There is nothing wrong with this, in it of itself. But it does sort of change the view you understand the movies. It doesn’t change the fact that both movies are interesting and fascinating to watch, and it blunts none of their aesthetic achievements. However, what it does change is the audience’s perception of the movies. Now you understand that neither Mike Tyson nor Anvil is so acutely self-aware and psychologically penetrating for the sake of being acutely self-aware and psychological penetrating: they are only so because being so helps them come across as more sympathetic figures. Because if there is one persistent, running theme in the American consciousness, it is the tale of the fallen celebrity, baring his soul for the world to see. We’ve seen this time and time again, and time and time again industry people know that this is the type of product that sells. It sure got me to see these two movies.
What is even more revealing is that the subjects of the films know this too. And again, like I said before, just because they are doing it for commercial reasons doesn’t change the fact that both Mike Tyson and Anvil say a lot of interesting things about themselves. You should not discount the movies because of this. But what this reveals about the American character is three-fold: first, that we are fascinated by failures, especially failures of famous people; second, that we are even more interested in seeing these failures unfold in public, and often spectacularly messy manner; third, that beyond all this, we are most interested by the way famous people understand their own public, spectacular failures and having this understanding process unfold in public as well.
But wait, there is yet another layer: that these people, who has had their public, spectacular failure, who has come to terms with their failure in public ways, KNOW that this is what Americans are fascinated by, and are willing to commercialize this, without necessarily being completely becoming commercialistic shills.
I submit that this is the very essence of America, because the way America deal with failure is an interesting balance between two extremes. On the one extreme, there is what I would call the Don Quixote approach, that is, complete and utter denial of reality and trying to succeed despite the certainty of failure. On the other extreme, there is what I would call the Sysphus approach, that is, knowing with certainty that the effort is futile, but doing it anyways out of some existential anguish, or a sense of nobility at braving the meaninglessness of an absurd situation.
Instead, the American way of dealing with failures is somewhere in the middle: aware of the unlikelihood (but not complete impossibility) of making a comeback, giving it everything that one has got, including being totally public and transparent about oneself and one’s efforts, and hoping that success, even in some attenuated, lesser form, would come. And if that success, however slight compared to what has come before, is that proverbial “second act” in American lives.

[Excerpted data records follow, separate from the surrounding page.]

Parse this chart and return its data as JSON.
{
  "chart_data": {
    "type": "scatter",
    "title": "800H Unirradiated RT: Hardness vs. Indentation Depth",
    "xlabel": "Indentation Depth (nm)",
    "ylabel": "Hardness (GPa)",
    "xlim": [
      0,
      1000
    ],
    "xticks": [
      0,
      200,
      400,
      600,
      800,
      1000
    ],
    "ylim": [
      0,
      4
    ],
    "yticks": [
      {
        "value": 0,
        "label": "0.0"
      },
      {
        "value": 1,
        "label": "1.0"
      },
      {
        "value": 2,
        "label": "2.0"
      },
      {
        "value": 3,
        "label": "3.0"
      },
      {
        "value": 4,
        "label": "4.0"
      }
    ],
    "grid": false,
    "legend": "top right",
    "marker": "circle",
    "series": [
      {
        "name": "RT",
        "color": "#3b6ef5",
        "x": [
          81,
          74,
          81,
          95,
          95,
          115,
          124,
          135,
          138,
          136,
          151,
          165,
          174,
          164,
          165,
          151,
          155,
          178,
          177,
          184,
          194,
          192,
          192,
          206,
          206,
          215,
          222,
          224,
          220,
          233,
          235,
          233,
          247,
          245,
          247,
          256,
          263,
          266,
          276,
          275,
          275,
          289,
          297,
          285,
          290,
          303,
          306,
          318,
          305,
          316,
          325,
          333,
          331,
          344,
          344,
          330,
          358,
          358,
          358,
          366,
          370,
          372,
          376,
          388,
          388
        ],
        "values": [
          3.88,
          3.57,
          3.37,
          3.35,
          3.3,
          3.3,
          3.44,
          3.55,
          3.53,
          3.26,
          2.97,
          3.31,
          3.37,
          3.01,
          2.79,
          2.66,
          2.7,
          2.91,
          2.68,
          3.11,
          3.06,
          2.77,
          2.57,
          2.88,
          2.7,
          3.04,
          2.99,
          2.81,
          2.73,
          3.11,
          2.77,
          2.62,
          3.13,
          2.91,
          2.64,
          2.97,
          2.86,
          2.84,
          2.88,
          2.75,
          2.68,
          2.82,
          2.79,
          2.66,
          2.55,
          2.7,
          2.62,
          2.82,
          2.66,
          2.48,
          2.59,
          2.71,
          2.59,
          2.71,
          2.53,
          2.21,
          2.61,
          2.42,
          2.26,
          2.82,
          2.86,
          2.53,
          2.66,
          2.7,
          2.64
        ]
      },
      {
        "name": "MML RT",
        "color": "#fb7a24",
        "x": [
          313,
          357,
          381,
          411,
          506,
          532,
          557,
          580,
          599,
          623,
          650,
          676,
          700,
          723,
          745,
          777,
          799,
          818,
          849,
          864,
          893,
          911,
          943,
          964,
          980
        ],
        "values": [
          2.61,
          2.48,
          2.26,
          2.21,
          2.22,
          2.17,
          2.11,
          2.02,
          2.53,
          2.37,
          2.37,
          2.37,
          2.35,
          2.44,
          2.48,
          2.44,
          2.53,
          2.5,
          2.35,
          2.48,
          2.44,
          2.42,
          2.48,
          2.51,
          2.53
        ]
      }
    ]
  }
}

In this light, I think it is appropriate that both “Tyson” and “Anvil!” ends ambigously with no resolution: Tyson doesn’t know what he’s going to do, and Anvil doesn’t know if its 13th album will bring them any more recognition. But what these two films show, and what the subjects are conscious of, is that their last, best hope lies in coming clean about their own failures in public, and hoping for the best.
And if that’s not American, I don’t know what is.